Why I Won’t Change My Facebook Profile Picture

Last night, the world reeled in horror as coordinated attacks by terrorists believed to be with ISIS were successful at six locations in Paris.  It is, without a doubt, horrendous!


This morning, I awoke to many of my Facebook friends having changed their profile pictures to one with an overlay of the French flag.   And because I haven’t, I have been asked by more than a handful why it is that I haven’t followed suit.

My answer is simple:  Because as devastating as yesterday’s events were, if I was to add the French flat overlay on my profile picture, it still wouldn’t address what’s wrong with those who terrorize others.

It wouldn’t show support for the 43 people killed and over 200 people injured in Beirut in a terrorist attack believed to be by ISIS the day before the Paris tragedy.


It wouldn’t show support for the Russian charter Metrojet Airbus (it had just departed Sharm el Sheikh in Egypt) that crashed killing all 224 people aboard which is believed to have been caused by ISIS.


All these attacks happened this month, and ISIS has claimed responsibility for all these attacks.

And it wouldn’t show support for those countries whom ISIS continues to target, and those countries whom ISIS says it will be targeting.


So rather than use peer pressure in trying to force me to use the French flag overlay on my Facebook profile picture, perhaps it’s time that we took a stand and did something about what’s going on.  Instead of expressing shock and horror from a safe distance through armchair advocacy at the click of a button, make your advocacy and outrage count.

Don’t just offer digital condolences.  It’s time to do something about all these ISIS attacks.

Elyse Bruce

4 Responses to “Why I Won’t Change My Facebook Profile Picture”

  1. Brady Says:

    How do you suggest people who read this digital condolence react? For the most part people live on social media and do not posses the fortitude to get from behind their computer screens and look other humans in the eye, much less “do something about all these ISIS attacks”

    • Elyse Bruce Says:

      Welcome to my blog, Brady.

      While you refer to my article as a digital condolence, you are assuming many things that are not in evidence including what I have done beyond social media.

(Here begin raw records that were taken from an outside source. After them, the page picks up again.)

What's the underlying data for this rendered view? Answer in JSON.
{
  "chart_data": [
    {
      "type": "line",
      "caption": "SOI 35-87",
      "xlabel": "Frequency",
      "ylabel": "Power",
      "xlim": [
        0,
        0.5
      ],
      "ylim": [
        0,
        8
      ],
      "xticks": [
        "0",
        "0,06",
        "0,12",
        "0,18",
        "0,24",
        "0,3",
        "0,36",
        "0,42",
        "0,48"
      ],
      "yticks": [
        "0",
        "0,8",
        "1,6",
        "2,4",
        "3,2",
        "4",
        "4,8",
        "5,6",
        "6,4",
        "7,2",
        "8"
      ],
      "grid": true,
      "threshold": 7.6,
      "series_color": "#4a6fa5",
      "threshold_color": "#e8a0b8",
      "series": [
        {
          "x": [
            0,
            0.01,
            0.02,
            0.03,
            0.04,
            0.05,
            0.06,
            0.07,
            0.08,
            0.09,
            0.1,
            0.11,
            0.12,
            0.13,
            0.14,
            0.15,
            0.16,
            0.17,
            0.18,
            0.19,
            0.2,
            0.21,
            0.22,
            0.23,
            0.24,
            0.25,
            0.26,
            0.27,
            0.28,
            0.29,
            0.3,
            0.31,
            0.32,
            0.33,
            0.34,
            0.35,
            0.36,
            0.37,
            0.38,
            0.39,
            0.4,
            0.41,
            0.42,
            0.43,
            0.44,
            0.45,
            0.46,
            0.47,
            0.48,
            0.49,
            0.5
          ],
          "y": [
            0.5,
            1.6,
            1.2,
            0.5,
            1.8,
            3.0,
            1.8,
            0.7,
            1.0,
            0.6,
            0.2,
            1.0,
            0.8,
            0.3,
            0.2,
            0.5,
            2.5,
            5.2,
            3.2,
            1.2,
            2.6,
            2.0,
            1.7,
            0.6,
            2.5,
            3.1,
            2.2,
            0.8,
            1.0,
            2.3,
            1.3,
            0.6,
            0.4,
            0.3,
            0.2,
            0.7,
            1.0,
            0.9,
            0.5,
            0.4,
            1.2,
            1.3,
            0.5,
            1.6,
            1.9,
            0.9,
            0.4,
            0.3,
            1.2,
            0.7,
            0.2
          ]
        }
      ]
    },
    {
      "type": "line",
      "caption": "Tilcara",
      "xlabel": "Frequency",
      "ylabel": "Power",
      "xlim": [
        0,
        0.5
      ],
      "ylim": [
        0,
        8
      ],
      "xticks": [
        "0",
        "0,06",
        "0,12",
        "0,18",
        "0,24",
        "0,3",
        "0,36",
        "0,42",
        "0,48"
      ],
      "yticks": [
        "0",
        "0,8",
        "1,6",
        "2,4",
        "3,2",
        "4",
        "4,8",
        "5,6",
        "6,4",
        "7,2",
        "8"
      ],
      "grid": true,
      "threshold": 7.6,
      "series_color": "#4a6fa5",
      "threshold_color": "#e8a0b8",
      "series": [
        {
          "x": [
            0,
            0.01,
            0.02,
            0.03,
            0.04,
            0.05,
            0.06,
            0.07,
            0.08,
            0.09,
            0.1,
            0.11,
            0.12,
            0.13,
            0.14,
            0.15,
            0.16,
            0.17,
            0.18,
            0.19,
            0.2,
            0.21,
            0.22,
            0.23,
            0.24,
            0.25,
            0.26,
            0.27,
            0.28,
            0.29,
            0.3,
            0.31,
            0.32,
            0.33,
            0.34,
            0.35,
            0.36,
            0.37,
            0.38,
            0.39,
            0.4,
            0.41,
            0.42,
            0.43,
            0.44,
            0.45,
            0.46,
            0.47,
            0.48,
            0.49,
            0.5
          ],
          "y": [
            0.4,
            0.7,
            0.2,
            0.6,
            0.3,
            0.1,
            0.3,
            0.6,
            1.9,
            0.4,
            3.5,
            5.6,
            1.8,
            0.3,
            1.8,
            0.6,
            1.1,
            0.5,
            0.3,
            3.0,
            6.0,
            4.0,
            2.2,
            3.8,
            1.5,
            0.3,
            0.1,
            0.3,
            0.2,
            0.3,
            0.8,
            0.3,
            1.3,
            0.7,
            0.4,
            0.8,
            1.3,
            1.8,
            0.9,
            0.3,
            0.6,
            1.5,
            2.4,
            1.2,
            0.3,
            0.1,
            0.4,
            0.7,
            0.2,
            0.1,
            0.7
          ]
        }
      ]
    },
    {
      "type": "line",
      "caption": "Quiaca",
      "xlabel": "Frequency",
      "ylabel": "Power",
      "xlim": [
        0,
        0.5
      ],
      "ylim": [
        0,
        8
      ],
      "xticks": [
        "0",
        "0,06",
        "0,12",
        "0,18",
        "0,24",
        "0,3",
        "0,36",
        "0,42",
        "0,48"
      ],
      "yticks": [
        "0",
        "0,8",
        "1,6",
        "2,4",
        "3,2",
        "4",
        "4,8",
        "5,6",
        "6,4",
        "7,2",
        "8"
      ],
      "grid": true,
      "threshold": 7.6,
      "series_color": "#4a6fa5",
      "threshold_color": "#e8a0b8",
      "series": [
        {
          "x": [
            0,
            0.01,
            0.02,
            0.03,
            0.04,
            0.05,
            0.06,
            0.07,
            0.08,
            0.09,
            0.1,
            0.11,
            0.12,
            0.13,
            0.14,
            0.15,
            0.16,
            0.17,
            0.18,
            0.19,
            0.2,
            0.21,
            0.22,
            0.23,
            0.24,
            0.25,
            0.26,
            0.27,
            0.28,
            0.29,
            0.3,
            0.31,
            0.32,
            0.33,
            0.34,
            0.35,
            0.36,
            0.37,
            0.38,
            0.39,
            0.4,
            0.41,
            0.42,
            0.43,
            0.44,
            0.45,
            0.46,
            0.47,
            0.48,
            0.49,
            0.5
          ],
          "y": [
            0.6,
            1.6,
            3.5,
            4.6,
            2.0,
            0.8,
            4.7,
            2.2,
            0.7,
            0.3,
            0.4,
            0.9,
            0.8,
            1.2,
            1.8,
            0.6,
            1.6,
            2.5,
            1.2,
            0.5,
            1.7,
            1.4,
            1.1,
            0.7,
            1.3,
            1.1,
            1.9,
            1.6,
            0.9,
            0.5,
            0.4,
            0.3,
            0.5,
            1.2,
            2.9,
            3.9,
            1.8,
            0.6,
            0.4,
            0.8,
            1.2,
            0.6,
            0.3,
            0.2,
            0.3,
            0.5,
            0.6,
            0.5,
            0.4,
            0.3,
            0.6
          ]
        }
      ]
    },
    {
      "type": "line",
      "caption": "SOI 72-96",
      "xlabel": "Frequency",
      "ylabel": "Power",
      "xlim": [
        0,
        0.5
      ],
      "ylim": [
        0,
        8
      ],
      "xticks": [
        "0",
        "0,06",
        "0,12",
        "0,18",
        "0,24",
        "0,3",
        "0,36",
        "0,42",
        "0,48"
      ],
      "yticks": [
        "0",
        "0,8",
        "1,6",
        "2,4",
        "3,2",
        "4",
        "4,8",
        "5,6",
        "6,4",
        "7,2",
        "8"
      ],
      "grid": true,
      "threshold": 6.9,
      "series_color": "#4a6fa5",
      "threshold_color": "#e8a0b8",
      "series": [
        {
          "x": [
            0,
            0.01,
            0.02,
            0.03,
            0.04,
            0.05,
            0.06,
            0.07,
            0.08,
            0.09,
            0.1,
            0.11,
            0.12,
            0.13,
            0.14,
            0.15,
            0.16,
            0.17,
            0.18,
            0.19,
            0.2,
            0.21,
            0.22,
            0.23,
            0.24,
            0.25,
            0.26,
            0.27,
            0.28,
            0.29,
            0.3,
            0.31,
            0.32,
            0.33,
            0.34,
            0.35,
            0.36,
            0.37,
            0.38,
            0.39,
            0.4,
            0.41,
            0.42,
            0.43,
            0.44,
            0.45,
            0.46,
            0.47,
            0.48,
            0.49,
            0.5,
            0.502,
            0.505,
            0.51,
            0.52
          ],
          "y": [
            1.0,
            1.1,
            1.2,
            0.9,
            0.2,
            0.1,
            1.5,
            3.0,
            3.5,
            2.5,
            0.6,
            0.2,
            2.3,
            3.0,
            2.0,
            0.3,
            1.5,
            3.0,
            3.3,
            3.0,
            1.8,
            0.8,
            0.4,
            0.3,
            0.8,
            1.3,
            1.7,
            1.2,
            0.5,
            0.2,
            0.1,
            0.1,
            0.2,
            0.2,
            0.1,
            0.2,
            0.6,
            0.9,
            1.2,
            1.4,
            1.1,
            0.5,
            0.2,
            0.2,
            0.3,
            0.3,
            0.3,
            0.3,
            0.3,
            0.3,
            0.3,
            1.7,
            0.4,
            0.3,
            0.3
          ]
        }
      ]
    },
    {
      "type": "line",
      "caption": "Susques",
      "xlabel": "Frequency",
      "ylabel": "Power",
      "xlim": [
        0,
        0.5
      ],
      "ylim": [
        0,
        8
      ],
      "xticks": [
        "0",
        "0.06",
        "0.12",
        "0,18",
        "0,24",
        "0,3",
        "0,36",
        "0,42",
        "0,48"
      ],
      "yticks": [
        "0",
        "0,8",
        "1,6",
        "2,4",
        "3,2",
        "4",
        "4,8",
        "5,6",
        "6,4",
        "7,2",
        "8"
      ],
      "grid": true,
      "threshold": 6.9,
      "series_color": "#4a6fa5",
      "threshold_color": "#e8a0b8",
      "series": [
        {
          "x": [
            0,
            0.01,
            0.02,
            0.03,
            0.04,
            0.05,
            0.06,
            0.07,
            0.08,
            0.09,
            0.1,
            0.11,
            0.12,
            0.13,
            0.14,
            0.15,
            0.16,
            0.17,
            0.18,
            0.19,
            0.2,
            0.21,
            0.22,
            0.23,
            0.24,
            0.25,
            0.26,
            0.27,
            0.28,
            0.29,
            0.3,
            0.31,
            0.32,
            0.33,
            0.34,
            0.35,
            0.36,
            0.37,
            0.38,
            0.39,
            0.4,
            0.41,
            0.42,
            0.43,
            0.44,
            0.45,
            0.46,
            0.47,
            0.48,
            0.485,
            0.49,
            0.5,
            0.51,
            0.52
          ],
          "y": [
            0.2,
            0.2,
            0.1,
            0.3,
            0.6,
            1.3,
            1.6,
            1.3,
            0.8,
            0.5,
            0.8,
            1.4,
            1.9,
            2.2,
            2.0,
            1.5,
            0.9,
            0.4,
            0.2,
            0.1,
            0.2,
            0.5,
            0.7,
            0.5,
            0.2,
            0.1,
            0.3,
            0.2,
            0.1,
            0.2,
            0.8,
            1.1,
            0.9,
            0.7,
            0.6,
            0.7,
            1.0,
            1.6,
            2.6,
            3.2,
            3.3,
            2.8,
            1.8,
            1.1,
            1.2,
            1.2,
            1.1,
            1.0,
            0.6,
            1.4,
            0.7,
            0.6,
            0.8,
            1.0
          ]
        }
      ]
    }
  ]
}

      Regardless of whether people “live” on social media (by the way, many do not “live” on social media but merely “visit” it), everyone has the fortitude to do something of consequence to help others.

      This includes volunteering time, effort, and/or money to registered charitable organizations that are helping victims of attacks by ISIS in France as well as in other countries where attacks by ISIS have occurred.

      This includes voting out politicians who are ineffective in the fight against ISIS and, where elections are not taking place, taking politicians to task on their promises to address the horrors and terrorism of ISIS.

      Those are just three examples of how an individual can “do something about all these ISIS attacks.”

      It’s unfortunate that you believe people who avail themselves of digital media feel they are only capable of using a flag overlay on their profile pictures to stand up against ISIS, and to show solidarity with the people in France.

      I believe that the human spirit is so much stronger than just that.

      I appreciate your comments to this blog article.

  2. Michelle Says:

    I believe you have a valid point..I don’t follow all of the national news because it’s depressing and downright scary..I don’t want to walk around on eggshells.. I would rather be a little ignorant to what is going on all around us. However we have been close with France for many many years and there were Americans killed in those attacks in France that is why I support the situation by temporarily changing my profile picture. However I also appreciate your stance as well.

    • Elyse Bruce Says:

      Hello Michelle, and thank you for commenting on this article. Just as you appreciate my stance, I have no problem with my friends and acquaintances who have chosen to go with the profile picture overlay.

      However, I would like to remind you that American hasn’t always been close with France. In fact, in 2003, the Congressional cafeterias as well as many restaurants around the U.S. (with the support of the American people) renamed french fries on their menu to freedom fries. Likewise, french toast was renamed freedom toast.

      This was because France did not support George W. Bush’s invasion of Iraq which led to America accusing France of betraying the U.S.

      SOURCE: http://www.cnn.com/2003/ALLPOLITICS/03/11/sprj.irq.fries/

      Years later, in November 2012, when Mitt Romney spoke about family vacations with his wife in France, and mentioned that he looked forward to visiting France again.

      SOURCE: http://www.huffingtonpost.com/2012/04/23/mitt-romney-france-trips_n_1446328.html

      Many reporters took to admonishing Romney for his comments, most of them taking to Twitter to advise him that he should only speak disparagingly about France. In fact, here’s what Chris Cizilla tweeted (and that was retweeted in large numbers).

      Chris Cillizza on Twitter

      Additionally, the U.S. Government published a book titled “112 Grips About The French: The 1945 Handbook For American GIs in Occupied France” due to the negative opinion American soldiers held with regards to France and its population.

      All that being said, I do believe we need to pull together and support each other. But just because I haven’t used the French flag overlay doesn’t mean I am against France or its people … or people on Facebook who are using the French flag overlay on their profile picture.

      Thanks again for commenting, Michelle.